Deuxième piste : la présence de la notion de parabole dans l’œuvre même de Ponge. Et d’abord celle, originelle, du mot « parabole », avec le texte « Esquisse d’une parabole », composé dès 1921, qui mettait en scène, rappelons-le, les pouvoirs de la parole dans un groupe humain primitif864. Le titre de « parabole » se voyait justifié à la fois par le recours à un vocabulaire et un style évangéliques, et par le fait que l’« enseignement » contenu dans le récit était à découvrir par le lecteur lui-même. Ainsi, aux deux extrêmes de l’œuvre, en 1921 et en 1964, on trouve l’aspiration à « paraboler » et, à chaque fois, dans le contexte d’un retour à l’origine (les débuts de la société humaine d’un côté, l’assise élémentaire du monde de l’autre). Cependant, si l’ « Esquisse d’une parabole » parodiait la parole évangélique et plaçait le locuteur dans la position christique de celui qui rassemble peu à peu autour de lui des fidèles, avec « Le Pré » Ponge soustrait en revanche la parabole – ou plutôt l’action de « paraboler » – à son contexte christique.

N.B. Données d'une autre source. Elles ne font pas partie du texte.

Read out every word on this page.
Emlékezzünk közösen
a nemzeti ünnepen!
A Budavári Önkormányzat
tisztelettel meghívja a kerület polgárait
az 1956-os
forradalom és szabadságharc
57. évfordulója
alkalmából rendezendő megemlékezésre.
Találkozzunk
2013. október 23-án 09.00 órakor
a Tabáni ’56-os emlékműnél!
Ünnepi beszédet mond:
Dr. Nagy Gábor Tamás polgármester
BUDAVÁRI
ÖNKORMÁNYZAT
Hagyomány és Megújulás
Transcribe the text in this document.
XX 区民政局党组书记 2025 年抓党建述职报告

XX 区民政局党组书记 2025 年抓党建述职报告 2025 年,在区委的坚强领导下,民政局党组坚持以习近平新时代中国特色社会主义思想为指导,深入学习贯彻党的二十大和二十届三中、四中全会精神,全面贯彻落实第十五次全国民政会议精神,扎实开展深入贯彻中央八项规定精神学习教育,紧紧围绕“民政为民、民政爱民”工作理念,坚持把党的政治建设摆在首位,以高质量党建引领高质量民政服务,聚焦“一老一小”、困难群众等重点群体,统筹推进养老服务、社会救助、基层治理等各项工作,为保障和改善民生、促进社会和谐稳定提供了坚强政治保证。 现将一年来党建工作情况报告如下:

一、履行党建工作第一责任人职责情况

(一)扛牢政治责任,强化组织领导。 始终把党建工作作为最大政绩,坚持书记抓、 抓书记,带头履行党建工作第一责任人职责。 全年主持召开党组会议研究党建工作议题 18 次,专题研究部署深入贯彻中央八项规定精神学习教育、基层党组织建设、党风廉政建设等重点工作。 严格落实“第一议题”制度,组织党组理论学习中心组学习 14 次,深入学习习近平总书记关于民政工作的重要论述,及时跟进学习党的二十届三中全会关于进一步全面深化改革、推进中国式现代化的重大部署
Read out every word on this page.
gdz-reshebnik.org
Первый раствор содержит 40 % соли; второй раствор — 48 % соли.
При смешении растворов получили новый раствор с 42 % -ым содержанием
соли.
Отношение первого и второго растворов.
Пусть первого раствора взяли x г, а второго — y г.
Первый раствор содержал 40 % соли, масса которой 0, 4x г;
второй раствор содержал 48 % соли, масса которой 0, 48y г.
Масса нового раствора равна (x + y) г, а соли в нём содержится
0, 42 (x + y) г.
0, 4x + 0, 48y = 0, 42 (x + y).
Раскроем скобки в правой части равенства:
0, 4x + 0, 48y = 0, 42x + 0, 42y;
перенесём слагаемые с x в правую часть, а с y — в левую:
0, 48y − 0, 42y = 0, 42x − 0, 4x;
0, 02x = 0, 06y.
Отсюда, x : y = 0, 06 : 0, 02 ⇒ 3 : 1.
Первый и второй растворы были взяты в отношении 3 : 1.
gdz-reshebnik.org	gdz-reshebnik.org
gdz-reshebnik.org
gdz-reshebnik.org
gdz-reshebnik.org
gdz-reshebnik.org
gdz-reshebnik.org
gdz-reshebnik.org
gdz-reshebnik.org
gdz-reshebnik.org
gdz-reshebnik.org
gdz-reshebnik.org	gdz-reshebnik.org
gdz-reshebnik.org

Entre ces deux pôles extrêmes, la « parabole » aura été présente en filigrane tout au long de l’œuvre. Le mot lui-même réapparaît sporadiquement, dans des acceptions à la fois géométrique et rhétorique865, Ponge ayant du reste souligné à maintes reprises les points communs entre les termes utilisés par ces deux disciplines866. Mais, surtout, l’œuvre dans son ensemble est parcourue par de nombreuses paraboles. Je n’entreprendrai pas ici une mise au point sur les nuances qui distinguent parabole, allégorie, et apologue, me contentant de constater que ces figures du sens figuré sous des termes concrets sont constantes chez Ponge. Pour ne citer que l’exemple de La « Tentative orale », celle-ci offre ainsi un « apologue du bûcheron », puis un autre de la forêt au printemps. Tous deux ressortissent au très ancien motif de l’arbre, qui, à l’origine de l’œuvre, fonctionnait déjà lui-même comme parabole, même s’il ne reçoit explicitement cette qualification que dans « Malherbe VIII », en 1957 :

‘Parabole de l’arbre : Malherbe : tronc ; (…)
Comment une feuille extrême se retourne vers le tronc pour le révérer ; et qu’il faut bêcher à son pied (PM, II, 265). ’

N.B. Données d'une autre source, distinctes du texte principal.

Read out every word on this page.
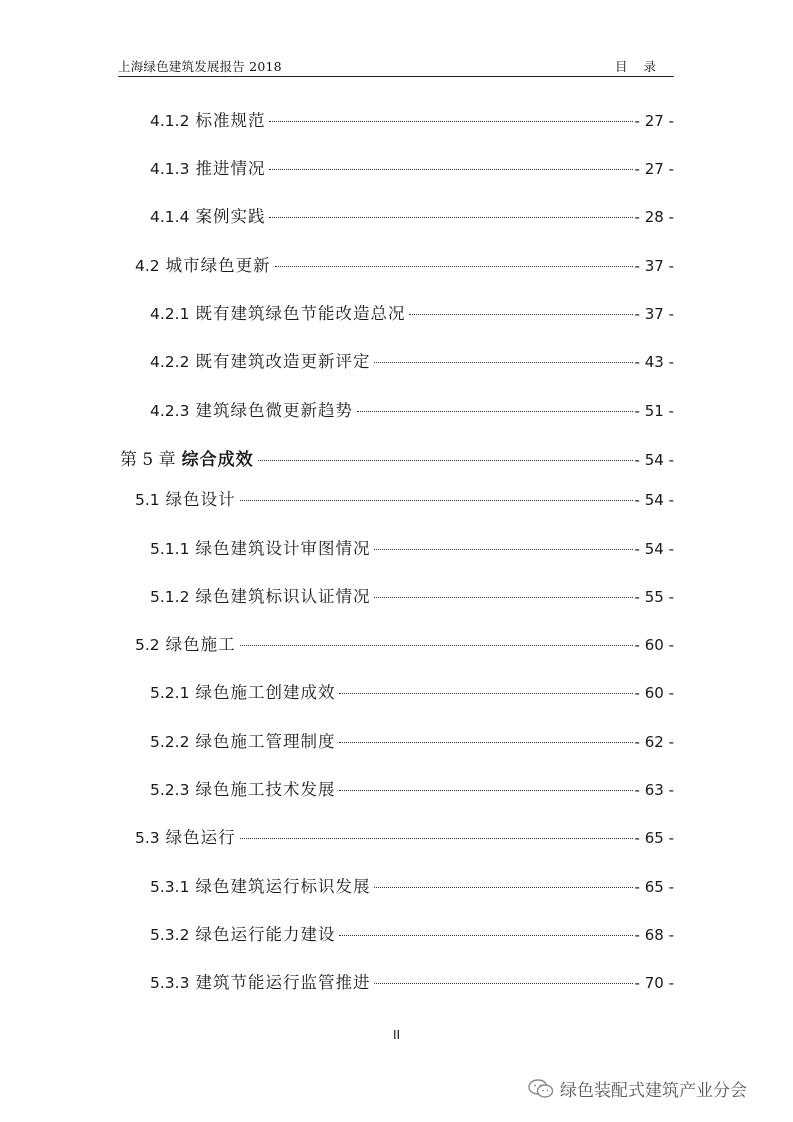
上海绿色建筑发展报告 2018	目 录
4.1.2 标准规范	- 27 -
4.1.3 推进情况	- 27 -
4.1.4 案例实践	- 28 -
4.2 城市绿色更新	- 37 -
4.2.1 既有建筑绿色节能改造总况	- 37 -
4.2.2 既有建筑改造更新评定	- 43 -
4.2.3 建筑绿色微更新趋势	- 51 -
第 5 章 综合成效	- 54 -
5.1 绿色设计	- 54 -
5.1.1 绿色建筑设计审图情况	- 54 -
5.1.2 绿色建筑标识认证情况	- 55 -
5.2 绿色施工	- 60 -
5.2.1 绿色施工创建成效	- 60 -
5.2.2 绿色施工管理制度	- 62 -
5.2.3 绿色施工技术发展	- 63 -
5.3 绿色运行	- 65 -
5.3.1 绿色建筑运行标识发展	- 65 -
5.3.2 绿色运行能力建设	- 68 -
5.3.3 建筑节能运行监管推进	- 70 -
II
绿色装配式建筑产业分会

Troisième piste, enfin, proposée cette fois par le texte même du « Pré » : la façon dont celui-ci met en valeur le mot paraboler, notamment grâce à son insertion dans un réseau phonique caractérisé par la répétition des consonnes P et R (fréquemment sous la forme de la séquence PAR), réseau auquel appartiennent, outre « pré » – évidemment – et « parabole », des mots aussi décisifs que « parole » et « paradis ». Si l’on considère la version définitive du texte, on constate ainsi que sur sa seule première page (dans l’édition de La Pléiade), soit 22 vers, (NR, II, 340) on a, représentant la série PAR : « parfois » ( 4 occurrences) , « paradis », « parce que », « parole », « préparons », « préparé », « par endroits ». A quoi s’ajoutent, si l’on prend en compte la simple séquence PR : « propose », « pré » (3 occurrences), « préparons », « préparé », « propos », « prendre ». On note également que la formule « Parler. Et, peut-être, paraboler » (NR, II, 342) occupe une place de choix dans la version définitive puisque c’est elle qui clôt la première séquence, versifiée, du texte. Ce que l’on peut interpréter comme une indication, donnée in fine, du rôle matriciel de ces deux mots dans la séquence qui s’achève, et qui a comporté tant de mots en PR et en PAR 867. Enfin, la transcription du « Reliquat » montre qu’en fin de travail Ponge a dressé une liste de mots commençant par la séquence sonore PAR (à l’exception d’un seul, le premier, qui ne présente que le son PA) : « Pacifions, parions, parons à, parmi, ce n’est que parodie, paronomase, partagé, paronymes, à partir » (FP, II, 559).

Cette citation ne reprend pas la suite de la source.